[Date Prev][Date Next] [Chronological] [Thread] [Top]

Re: not so clear about tls and replica

> 1. when client connect to OpenLDAP server with TLS, does it use port 389
> or port 636?  ( I tried to test it with  "openssl s_client -connect
> ldap.example.com:389 blah blah.. ".  when I used port 389, it faild but
> port 636 is ok.   Does it mean TLS always use port 636? )

See the excellent FAQ entry http://www.openldap.org/faq/data/cache/185.html

> 2. I run my OpenLDAP server on both port 389 and 636 ( again with TLS ). I
> have set "TLSVerifyClient demand".  However, people can still search my
> directory on port 389 as anonymous.  I thought with "TLSVerifyClient
> demand", client need to have a valid certificate in order to connect to
> the server. is that right?
I think the certificate will be validated if presented, but TLS won't be
necessary server-wide without a corresponding directive such as "security
tls=1" present. i.e. "anonymous" may never present a TLS handshake
(ergo never presents a cert), so there's no cert to be demanded/verified
by TLSVerifyClient directive.

> 3. I have replication working between master/slave but I think the way I
> am setting the replication is not very secure.  can someone suggest a
> better way to replica between the master/slave.  Perphar something simple
> without Kerberos ,etc... :)
As a simple enhancement, if you have TLS/SSL working, you could specify
starttls option to your replica statement or switch it to ldaps://. At
least then your bindpw won't go over the wire in cleartext. As you
mention, there are much more elaborate SASL/GSSAPI/etc. options available.
The admin guide and list archives are good resources if you want to try them.

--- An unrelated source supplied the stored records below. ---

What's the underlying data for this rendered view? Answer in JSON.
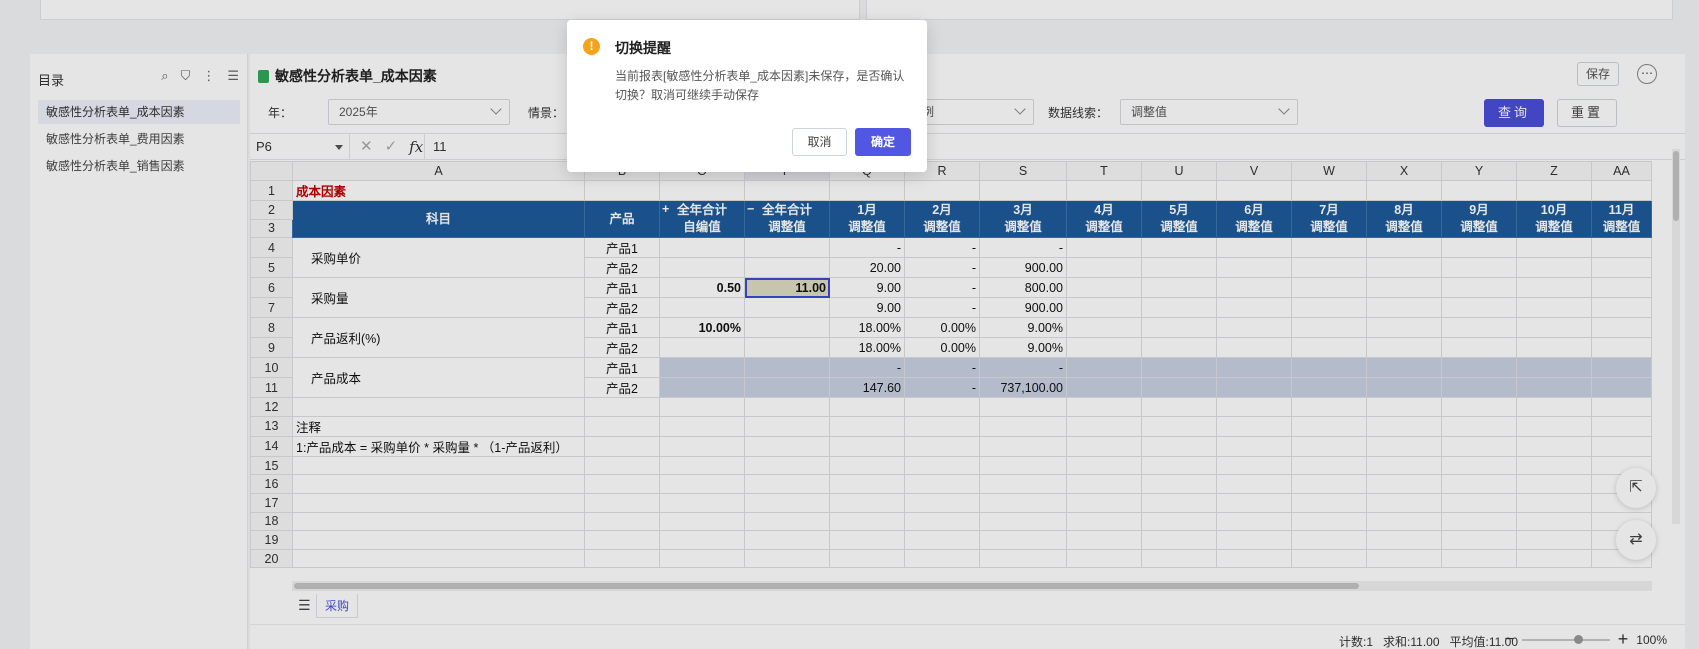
{
  "sidebar": {
    "title": "目录",
    "items": [
      {
        "label": "敏感性分析表单_成本因素"
      },
      {
        "label": "敏感性分析表单_费用因素"
      },
      {
        "label": "敏感性分析表单_销售因素"
      }
    ]
  },
  "header": {
    "title": "敏感性分析表单_成本因素",
    "save_label": "保存",
    "more_label": "⋯"
  },
  "filters": {
    "year_label": "年：",
    "year_value": "2025年",
    "scenario_label": "情景：",
    "scenario_value_partial": "例",
    "dataline_label": "数据线索：",
    "dataline_value": "调整值",
    "query_label": "查询",
    "reset_label": "重置"
  },
  "formula_bar": {
    "cell_ref": "P6",
    "fx_label": "fx",
    "value": "11"
  },
  "grid": {
    "columns": [
      "A",
      "B",
      "O",
      "P",
      "Q",
      "R",
      "S",
      "T",
      "U",
      "V",
      "W",
      "X",
      "Y",
      "Z",
      "AA"
    ],
    "row_numbers": [
      "1",
      "2",
      "3",
      "4",
      "5",
      "6",
      "7",
      "8",
      "9",
      "10",
      "11",
      "12",
      "13",
      "14",
      "15",
      "16",
      "17",
      "18",
      "19",
      "20"
    ],
    "section_title": "成本因素",
    "header": {
      "subject": "科目",
      "product": "产品",
      "total_self": "全年合计\n自编值",
      "total_adj": "全年合计\n调整值",
      "months": [
        "1月\n调整值",
        "2月\n调整值",
        "3月\n调整值",
        "4月\n调整值",
        "5月\n调整值",
        "6月\n调整值",
        "7月\n调整值",
        "8月\n调整值",
        "9月\n调整值",
        "10月\n调整值",
        "11月\n调整值"
      ]
    },
    "rows": [
      {
        "subject": "采购单价",
        "product": "产品1",
        "O": "",
        "P": "",
        "Q": "-",
        "R": "-",
        "S": "-"
      },
      {
        "subject": "",
        "product": "产品2",
        "O": "",
        "P": "",
        "Q": "20.00",
        "R": "-",
        "S": "900.00"
      },
      {
        "subject": "采购量",
        "product": "产品1",
        "O": "0.50",
        "P": "11.00",
        "Q": "9.00",
        "R": "-",
        "S": "800.00"
      },
      {
        "subject": "",
        "product": "产品2",
        "O": "",
        "P": "",
        "Q": "9.00",
        "R": "-",
        "S": "900.00"
      },
      {
        "subject": "产品返利(%)",
        "product": "产品1",
        "O": "10.00%",
        "P": "",
        "Q": "18.00%",
        "R": "0.00%",
        "S": "9.00%"
      },
      {
        "subject": "",
        "product": "产品2",
        "O": "",
        "P": "",
        "Q": "18.00%",
        "R": "0.00%",
        "S": "9.00%"
      },
      {
        "subject": "产品成本",
        "product": "产品1",
        "O": "",
        "P": "",
        "Q": "-",
        "R": "-",
        "S": "-"
      },
      {
        "subject": "",
        "product": "产品2",
        "O": "",
        "P": "",
        "Q": "147.60",
        "R": "-",
        "S": "737,100.00"
      }
    ],
    "note_title": "注释",
    "note_line": "1:产品成本 = 采购单价 * 采购量 * （1-产品返利）",
    "expand_minus": "−",
    "expand_plus": "+"
  },
  "sheet_tab": {
    "label": "采购"
  },
  "status": {
    "count": "计数:1",
    "sum": "求和:11.00",
    "avg": "平均值:11.00",
    "zoom_label": "100%",
    "zoom_level": 1.0
  },
  "modal": {
    "title": "切换提醒",
    "message": "当前报表[敏感性分析表单_成本因素]未保存，是否确认切换？取消可继续手动保存",
    "cancel_label": "取消",
    "ok_label": "确定"
  },
  "colors": {
    "accent": "#4b4fd8",
    "header_blue": "#1d5b9a",
    "warning": "#f4a31d",
    "section_red": "#c00000"
  }
}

> 4. on my slave's slapd.conf.  I have this "updateref
> ldap://server.example.com"; but I don't think this is right as I am using
> TLS.  I will assume this should be "updateref ldaps://server.example.com"
Chasing the referral is a client's responsibility. Personally, I would
hope that a well coded client would try to negotiate appropriate transport
security for all connections, ldap:// or ldaps://. I'm going to go out on
a limb and claim that not all clients are well coded. You'll probably have
to experiment to see what works best in your environment.